Drones are projected to sell in record numbers as they become more affordable, user-friendly and more readily available on the market. Drone photography and videography are immensely increasing in popularity, and rightly so. If you’re getting a drone this year (or already have one) keep in mind the laws associated with flying an unmanned aircraft and register yours with the FAA. You can do so at www.faa.gov/uas. Fly safely!
The photos taken behind people in front of a stunning landscape are slowly disappearing. In its place are rising images of products or people with plants, creating a similar, but different natural aesthetic. Dark, leafy greens are a perfect backdrop for individuals, products, or to include in working spaces. Moreover, in an increasingly wireless world, organic elements bring technology back down to life, which people crave underneath all of their digital fluency.
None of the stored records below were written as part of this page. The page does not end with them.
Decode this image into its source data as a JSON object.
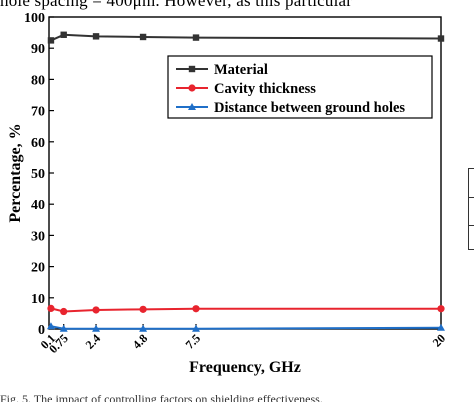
{
  "page": {
    "top_text": "hole spacing = 400μm. However, as this particular",
    "caption": "Fig. 5.  The impact of controlling factors on shielding effectiveness."
  },
  "chart_data": {
    "type": "line",
    "title": "",
    "xlabel": "Frequency, GHz",
    "ylabel": "Percentage, %",
    "ylim": [
      0,
      100
    ],
    "xlim": [
      0,
      20
    ],
    "yticks": [
      0,
      10,
      20,
      30,
      40,
      50,
      60,
      70,
      80,
      90,
      100
    ],
    "xticks": [
      {
        "value": 0.1,
        "label": "0.1"
      },
      {
        "value": 0.75,
        "label": "0.75"
      },
      {
        "value": 2.4,
        "label": "2.4"
      },
      {
        "value": 4.8,
        "label": "4.8"
      },
      {
        "value": 7.5,
        "label": "7.5"
      },
      {
        "value": 20,
        "label": "20"
      }
    ],
    "x": [
      0.1,
      0.75,
      2.4,
      4.8,
      7.5,
      20
    ],
    "series": [
      {
        "name": "Material",
        "color": "#333333",
        "marker": "square",
        "values": [
          92.5,
          94.3,
          93.8,
          93.6,
          93.4,
          93.1
        ]
      },
      {
        "name": "Cavity thickness",
        "color": "#e8242e",
        "marker": "circle",
        "values": [
          6.6,
          5.6,
          6.1,
          6.3,
          6.5,
          6.5
        ]
      },
      {
        "name": "Distance between ground holes",
        "color": "#1f6fc8",
        "marker": "triangle",
        "values": [
          0.9,
          0.1,
          0.1,
          0.1,
          0.1,
          0.4
        ]
      }
    ],
    "grid": false,
    "legend_position": "top-right"
  }
}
The amount of people being introduced to photography has been rising drastically in the past decade. More people are becoming educated and visually literate, and advanced equipment and technique are continually being introduced in this field. This trend is here to stay, and the quality of finished photographs will be more desired and appreciated in the coming year. Getting the framing and focus right in photos is a very important factor in photographic technique. The props used, the alignment of the frame and the incorporation and elimination of certain objects define the quality of photographs. The focus on certain objects and the blurring out of others is another important factor when it comes to picture quality. Of all the elements that proclaim an image’s quality, the reigning element is lighting. The parts to be highlighted and the place where shadow falls are keen details to take note of. Visual aesthetics can be highlighted better with lighting. With budget being a major factor while shooting, there will be an increase in the number of people who will consult visual and/or lighting directors to learn how to capture better photographs. Capturing a well-lit image requires technique and training, two things that may be well worth mastering in order to benefit the photos your business is posting.